Page:Voltaire - Œuvres complètes Garnier tome22.djvu/485

La bibliothèque libre.
Le texte de cette page a été corrigé et est conforme au fac-similé.
467
DES DISTANCES ET GRANDEURS.


CHAPITRE VII[1].
Comment nous connaissons les distances, les grandeurs, les figures, les situations. — Les angles ni les lignes optiques ne peuvent nous faire connaître les distances. Exemple en preuve. Ces lignes optiques ne font connaître ni les grandeurs ni les figures. Exemple en preuve. Preuve par l’expérience de l’aveugle-né, guéri par Cheselden. Comment nous connaissons les distances et les grandeurs. Exemple. Nous apprenons à voir comme à lire. La vue ne peut faire connaître l’étendue.

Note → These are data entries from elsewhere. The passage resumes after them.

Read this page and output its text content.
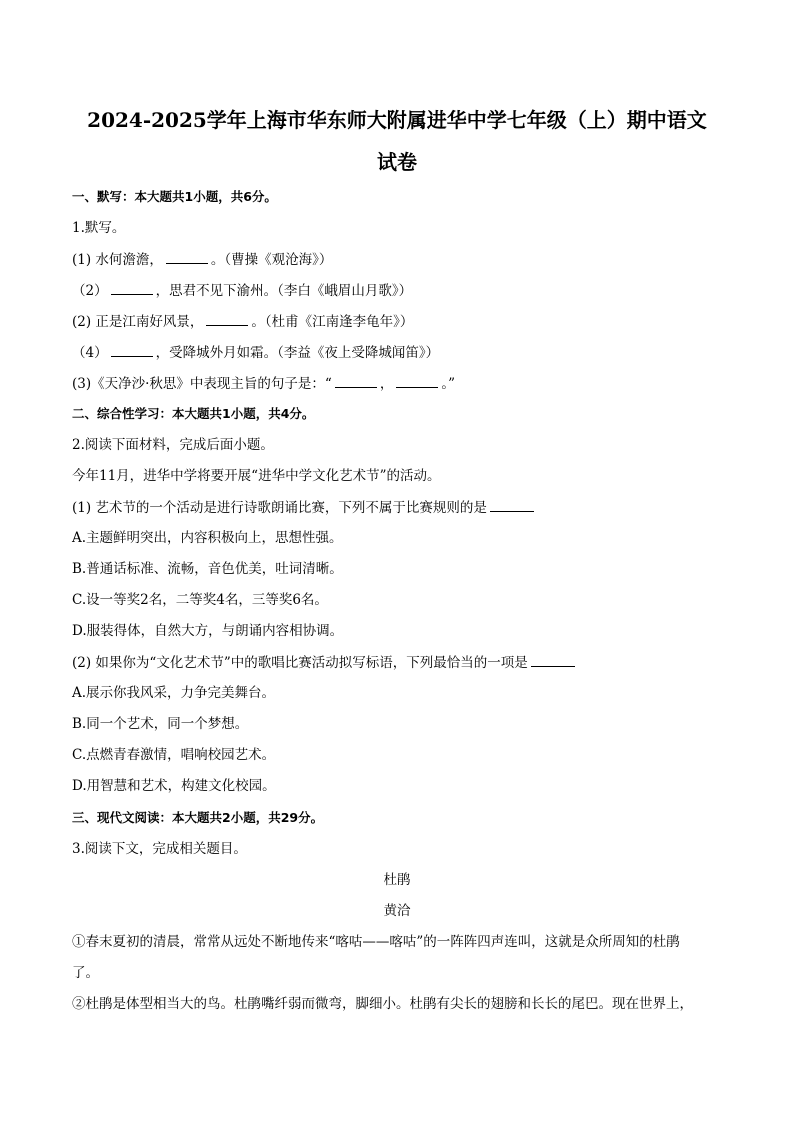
2024-2025学年上海市华东师大附属进华中学七年级（上）期中语文
试卷
一、默写：本大题共1小题，共6分。
1.默写。
(1) 水何澹澹，	。（曹操《观沧海》）
（2）	，思君不见下渝州。（李白《峨眉山月歌》）
(2) 正是江南好风景，	。（杜甫《江南逢李龟年》）
（4）	，受降城外月如霜。（李益《夜上受降城闻笛》）
(3)《天净沙·秋思》中表现主旨的句子是：“	，	。”
二、综合性学习：本大题共1小题，共4分。
2.阅读下面材料，完成后面小题。
今年11月，进华中学将要开展“进华中学文化艺术节”的活动。
(1) 艺术节的一个活动是进行诗歌朗诵比赛，下列不属于比赛规则的是
A.主题鲜明突出，内容积极向上，思想性强。
B.普通话标准、流畅，音色优美，吐词清晰。
C.设一等奖2名，二等奖4名，三等奖6名。
D.服装得体，自然大方，与朗诵内容相协调。
(2) 如果你为“文化艺术节”中的歌唱比赛活动拟写标语，下列最恰当的一项是
A.展示你我风采，力争完美舞台。
B.同一个艺术，同一个梦想。
C.点燃青春激情，唱响校园艺术。
D.用智慧和艺术，构建文化校园。
三、现代文阅读：本大题共2小题，共29分。
3.阅读下文，完成相关题目。
杜鹃
黄洽
①春末夏初的清晨，常常从远处不断地传来“喀咕——喀咕”的一阵阵四声连叫，这就是众所周知的杜鹃
了。
②杜鹃是体型相当大的鸟。杜鹃嘴纤弱而微弯，脚细小。杜鹃有尖长的翅膀和长长的尾巴。现在世界上，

Commençons par la distance. Il est clair qu’elle ne peut être aperçue immédiatement par elle-même, car la distance n’est qu’une ligne de l’objet à nous. Cette ligne se termine à un point ; nous ne sentons donc que ce point, et soit que l’objet existe à mille lieues, ou qu’il soit à un pied, ce point est toujours le même.

Nous n’avons donc aucun moyen immédiat pour apercevoir tout d’un coup la distance, comme nous en avons pour sentir par l’attouchement si un corps est dur ou mou ; par le goût, s’il est doux ou amer ; par l’ouïe, si de deux sons l’un est grave et l’autre aigu. Car, qu’on y prenne bien garde, les parties d’un corps qui cèdent à mon doigt sont la plus prochaine cause de ma sensation de mollesse, et les vibrations de l’air, excitées par le corps sonore, sont la plus prochaine cause de ma sensation du son ; or si je ne puis avoir ainsi immédiatement une idée de distance, il faut donc que je connaisse cette distance par le moyen d’une autre idée intermédiaire. Mais il faut au moins que j’aperçoive cette intermédiaire : car une idée que je n’aurai point ne servira certainement pas à m’en faire avoir une autre. Je dis qu’une telle maison est à un mille d’une telle rivière ; mais si je ne sais pas où est cette rivière, je ne sais certainement pas où est cette maison. Un corps cède aisément à l’impression de ma main, je conclus immédiatement sa mollesse ; un autre résiste, je sens immédiatement sa dureté : il faudrait donc que je sentisse les angles formés dans mon œil, pour en conclure immédiatement les distances des objets. Mais la plupart des hommes ne savent pas même si ces angles existent : donc il est évident que ces angles ne peuvent être la cause immédiate de ce que vous connaissez les distances.

  1. Voltaire donna, en 1771, dans la quatrième partie de ses Questions sur l’Encyclopédie (voyez tome XVIII, page 402), un article Distance, qui était presque textuellement extrait de ce chapitre.